In Israel stoppten um 10.00 Uhr landesweit Autos, die Insassen stiegen aus und standen zwei Minuten lang mit gesenkten Köpfen auf den Strassen. Radio und Fernsehen sendeten zum Holocaust-Gedenktag ausschliesslich Dokumentationen und Filme zum Völkermord an den Juden sowie ernste Musik.
Der Gedenktag fällt auf den 27. Tag des Monats Nisan nach dem jüdischen Kalender - und damit auf wechselnde Daten nach dem gregorianischen Kalender.
Der deutsche Aussenminister Sigmar Gabriel traf am Montag zu einem zweitägigen Besuch in Israel ein. Er hob zum Auftakt seines Besuchs «unmissverständlich die historische Verantwortung Deutschlands für den Holocaust» hervor.
«Still stehe ich heute hier in Israel vor dem bodenlosen Abgrund des Zivilisationsbruchs der Shoah, der kaum zu fassen ist - und vor dem Land, das uns Deutschen dennoch die Hand gereicht hat», erklärte er.
Gabriel gedachte der «sechs Millionen Juden, die von den Nationalsozialisten in einem beispiellosen Menschheitsverbrechen ermordet worden sind». Deutschlands historische Verantwortung dafür sei «uns Heutigen Mahnung und Verpflichtung - einzutreten gegen Antisemitismus und für die Menschenwürde, für Toleranz und die Verständigung zwischen den Völkern».
Auf Gabriels Programm standen ein Besuch der Holocaust-Gedenkstätte Yad Vashem in Jerusalem sowie ein Gespräch mit Benjamin Netanjahu, der zugleich Israels Regierungschef und Aussenminister ist. Ausserdem wollte Gabriel am Dienstag in Ramallah mit Vertretern der Palästinensischen Autonomiebehörde sprechen.
Netanjahu hatte am Sonntagabend in Yad Vashem gesagt, als einstiges «Volk ohne Verteidigung» hätten die Juden nach der Gründung Israels «einen der Staaten mit der höchsten Verteidigungsfähigkeit» geschaffen. «Wir haben das mit dem Holocaust bis ins Knochenmark gelernt - und es ist uns immer gegenwärtig», fügte Netanjahu hinzu.
Israel wurde 1948 gegründet. Heute leben in Israel noch mehr als 213'000 Menschen, die der Ermordung der Juden durch die Nationalsozialisten entkamen. Sechs der Überlebenden entzündeten bei der Gedenkfeier in Yad Vashem Kerzen zum Gedenken an die Holocaust-Opfer.

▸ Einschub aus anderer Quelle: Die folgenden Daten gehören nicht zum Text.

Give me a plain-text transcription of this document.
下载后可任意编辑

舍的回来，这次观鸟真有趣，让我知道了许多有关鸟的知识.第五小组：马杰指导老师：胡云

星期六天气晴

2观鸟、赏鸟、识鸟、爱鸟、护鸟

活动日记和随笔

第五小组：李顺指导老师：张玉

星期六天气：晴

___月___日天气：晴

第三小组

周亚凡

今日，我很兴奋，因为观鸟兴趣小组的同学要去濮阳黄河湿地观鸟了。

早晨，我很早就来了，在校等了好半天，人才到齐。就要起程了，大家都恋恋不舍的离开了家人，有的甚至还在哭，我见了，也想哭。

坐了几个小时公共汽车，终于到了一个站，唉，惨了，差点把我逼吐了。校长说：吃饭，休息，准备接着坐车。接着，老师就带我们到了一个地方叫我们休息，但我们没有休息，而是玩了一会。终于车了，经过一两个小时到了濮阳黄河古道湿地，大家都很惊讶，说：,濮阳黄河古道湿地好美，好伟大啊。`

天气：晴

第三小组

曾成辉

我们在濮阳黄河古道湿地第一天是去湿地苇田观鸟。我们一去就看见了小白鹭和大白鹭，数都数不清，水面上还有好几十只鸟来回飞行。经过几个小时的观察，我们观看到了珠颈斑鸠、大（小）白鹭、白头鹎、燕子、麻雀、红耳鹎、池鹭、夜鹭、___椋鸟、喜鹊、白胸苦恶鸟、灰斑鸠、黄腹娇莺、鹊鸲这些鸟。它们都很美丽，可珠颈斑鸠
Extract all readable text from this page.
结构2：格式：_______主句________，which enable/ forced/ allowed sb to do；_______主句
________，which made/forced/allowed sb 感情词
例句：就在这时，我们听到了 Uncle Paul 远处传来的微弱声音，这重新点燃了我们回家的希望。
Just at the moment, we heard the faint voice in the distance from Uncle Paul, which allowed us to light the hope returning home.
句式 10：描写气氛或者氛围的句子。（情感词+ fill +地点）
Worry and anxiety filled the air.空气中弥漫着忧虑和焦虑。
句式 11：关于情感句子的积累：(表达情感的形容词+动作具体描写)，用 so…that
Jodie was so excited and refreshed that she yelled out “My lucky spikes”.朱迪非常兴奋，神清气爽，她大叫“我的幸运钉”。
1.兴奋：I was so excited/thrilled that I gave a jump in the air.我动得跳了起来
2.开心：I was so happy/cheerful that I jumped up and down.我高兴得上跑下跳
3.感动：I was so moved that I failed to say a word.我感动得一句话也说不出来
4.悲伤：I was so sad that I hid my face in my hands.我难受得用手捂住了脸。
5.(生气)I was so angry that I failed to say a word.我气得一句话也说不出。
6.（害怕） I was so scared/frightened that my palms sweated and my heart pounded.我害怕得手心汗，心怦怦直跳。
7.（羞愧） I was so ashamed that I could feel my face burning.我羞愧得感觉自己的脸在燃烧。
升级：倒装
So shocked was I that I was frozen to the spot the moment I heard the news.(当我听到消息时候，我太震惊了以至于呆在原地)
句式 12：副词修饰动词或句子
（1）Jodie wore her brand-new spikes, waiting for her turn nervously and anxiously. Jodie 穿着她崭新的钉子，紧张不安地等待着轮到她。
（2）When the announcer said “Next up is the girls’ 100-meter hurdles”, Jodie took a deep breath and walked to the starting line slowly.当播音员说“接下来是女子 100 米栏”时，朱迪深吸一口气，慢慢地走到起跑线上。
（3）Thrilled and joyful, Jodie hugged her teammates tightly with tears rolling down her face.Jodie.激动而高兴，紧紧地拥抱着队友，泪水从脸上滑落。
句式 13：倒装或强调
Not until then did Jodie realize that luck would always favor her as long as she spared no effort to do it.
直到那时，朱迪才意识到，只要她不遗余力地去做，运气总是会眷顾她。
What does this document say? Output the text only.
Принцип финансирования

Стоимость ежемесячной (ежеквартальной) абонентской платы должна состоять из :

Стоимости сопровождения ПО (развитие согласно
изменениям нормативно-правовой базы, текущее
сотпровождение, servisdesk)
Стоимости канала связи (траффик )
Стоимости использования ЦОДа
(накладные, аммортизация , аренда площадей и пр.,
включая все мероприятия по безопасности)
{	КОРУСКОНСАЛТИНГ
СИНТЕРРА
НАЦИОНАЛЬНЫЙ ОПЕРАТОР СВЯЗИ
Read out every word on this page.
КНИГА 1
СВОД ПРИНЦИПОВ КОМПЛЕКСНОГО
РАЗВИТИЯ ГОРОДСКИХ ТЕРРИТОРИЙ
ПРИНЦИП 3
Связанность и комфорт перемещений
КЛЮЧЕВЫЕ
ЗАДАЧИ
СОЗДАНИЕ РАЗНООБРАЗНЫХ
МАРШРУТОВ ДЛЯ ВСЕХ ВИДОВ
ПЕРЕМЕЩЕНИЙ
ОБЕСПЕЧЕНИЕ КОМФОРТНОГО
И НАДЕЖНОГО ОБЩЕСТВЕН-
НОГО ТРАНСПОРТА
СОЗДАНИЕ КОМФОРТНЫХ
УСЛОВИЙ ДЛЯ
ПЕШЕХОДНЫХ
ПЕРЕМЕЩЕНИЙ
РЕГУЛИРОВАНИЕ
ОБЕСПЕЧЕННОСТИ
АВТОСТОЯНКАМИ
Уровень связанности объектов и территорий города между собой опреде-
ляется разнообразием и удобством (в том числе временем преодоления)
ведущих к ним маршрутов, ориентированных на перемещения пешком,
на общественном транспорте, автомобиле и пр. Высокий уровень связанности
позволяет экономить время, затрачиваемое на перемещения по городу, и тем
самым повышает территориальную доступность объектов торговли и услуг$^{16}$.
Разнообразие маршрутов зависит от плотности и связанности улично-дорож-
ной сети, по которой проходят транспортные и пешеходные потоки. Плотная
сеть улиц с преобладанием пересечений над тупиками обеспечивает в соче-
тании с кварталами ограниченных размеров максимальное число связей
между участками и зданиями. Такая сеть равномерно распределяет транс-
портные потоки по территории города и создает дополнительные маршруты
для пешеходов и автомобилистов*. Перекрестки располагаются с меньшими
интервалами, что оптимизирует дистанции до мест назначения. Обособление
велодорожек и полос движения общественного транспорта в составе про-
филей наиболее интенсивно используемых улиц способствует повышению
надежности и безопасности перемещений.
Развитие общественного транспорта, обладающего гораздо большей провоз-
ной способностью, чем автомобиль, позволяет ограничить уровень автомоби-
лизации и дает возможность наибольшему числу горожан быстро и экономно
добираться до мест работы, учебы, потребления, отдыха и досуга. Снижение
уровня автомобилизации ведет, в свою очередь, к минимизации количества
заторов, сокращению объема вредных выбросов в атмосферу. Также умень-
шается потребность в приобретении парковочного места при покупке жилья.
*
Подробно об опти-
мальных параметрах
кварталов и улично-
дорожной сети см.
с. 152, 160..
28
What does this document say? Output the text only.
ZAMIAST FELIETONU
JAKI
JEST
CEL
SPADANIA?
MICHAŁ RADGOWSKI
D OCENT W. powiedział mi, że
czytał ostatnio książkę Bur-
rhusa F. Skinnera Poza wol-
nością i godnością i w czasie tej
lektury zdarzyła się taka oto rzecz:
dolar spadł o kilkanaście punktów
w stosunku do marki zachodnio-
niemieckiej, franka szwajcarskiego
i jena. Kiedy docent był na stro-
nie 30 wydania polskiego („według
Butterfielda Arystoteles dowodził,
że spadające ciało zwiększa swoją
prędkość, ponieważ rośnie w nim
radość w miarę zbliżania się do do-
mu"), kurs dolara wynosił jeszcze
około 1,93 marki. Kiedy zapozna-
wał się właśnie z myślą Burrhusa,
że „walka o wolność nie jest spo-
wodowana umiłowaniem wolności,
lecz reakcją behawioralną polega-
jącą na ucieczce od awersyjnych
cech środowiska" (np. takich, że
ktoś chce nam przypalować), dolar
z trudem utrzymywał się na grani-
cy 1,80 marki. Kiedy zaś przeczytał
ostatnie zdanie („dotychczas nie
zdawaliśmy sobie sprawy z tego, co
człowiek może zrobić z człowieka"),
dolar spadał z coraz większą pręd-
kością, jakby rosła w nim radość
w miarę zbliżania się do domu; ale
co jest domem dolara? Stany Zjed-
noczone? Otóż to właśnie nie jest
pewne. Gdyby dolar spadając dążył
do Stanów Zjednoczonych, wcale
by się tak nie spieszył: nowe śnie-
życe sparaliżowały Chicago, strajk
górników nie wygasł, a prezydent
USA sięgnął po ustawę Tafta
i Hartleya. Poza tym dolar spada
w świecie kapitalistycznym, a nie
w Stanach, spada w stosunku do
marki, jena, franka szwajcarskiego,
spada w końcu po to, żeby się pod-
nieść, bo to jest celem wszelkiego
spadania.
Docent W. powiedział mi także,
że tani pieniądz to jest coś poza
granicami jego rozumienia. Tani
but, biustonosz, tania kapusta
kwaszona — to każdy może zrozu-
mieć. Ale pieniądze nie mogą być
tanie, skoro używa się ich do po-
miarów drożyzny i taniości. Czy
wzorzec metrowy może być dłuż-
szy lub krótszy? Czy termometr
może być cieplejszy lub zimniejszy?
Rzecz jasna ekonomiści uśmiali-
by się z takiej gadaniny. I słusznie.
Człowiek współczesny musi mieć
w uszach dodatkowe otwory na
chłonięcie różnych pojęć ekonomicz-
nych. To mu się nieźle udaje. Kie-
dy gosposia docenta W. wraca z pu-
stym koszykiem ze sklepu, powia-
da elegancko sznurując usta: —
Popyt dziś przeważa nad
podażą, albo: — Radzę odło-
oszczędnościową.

In Polen erinnerten am Montag rund 10'000 junge Menschen aus aller Welt mit dem «Marsch der Lebenden» an die sechs Millionen jüdischen Opfer des Holocausts. Sie gingen von Auschwitz nach Birkenau, dem grössten der deutschen Vernichtungslager.
Die österreichische Bildungsministerin Sonja Hammerschmid initiierte zu diesem Anlass eine Beratung mit Amtskollegen aus Europa und Israel zur Zukunft der Holocaust-Erziehung. Dabei ging es vor allem um die Frage, wie das Gedenken an den Holocaust fortgesetzt werden soll, wenn es keine überlebenden Zeitzeugen mehr gibt.
Mehr als 250'000 Menschen haben seit 1988 am «Marsch der Lebenden» teilgenommen. «Dies ist ein mächtiges Zeichen», sagte Hammerschmid bei der Eröffnungsveranstaltung am Sonntagabend in Krakau.
Der Holocaust habe «auf grausamste Weise den Verlust der Menschlichkeit gezeigt» und stelle einen kompletten Zivilisationsbruch dar. Lehren aus der Geschichte zu ziehen bedeute, «die Wurzeln der Intoleranz und des Hasses aufzudecken und die Frage zu stellen, wie wir entschieden Widerstand leisten können», sagte Hammerschmid.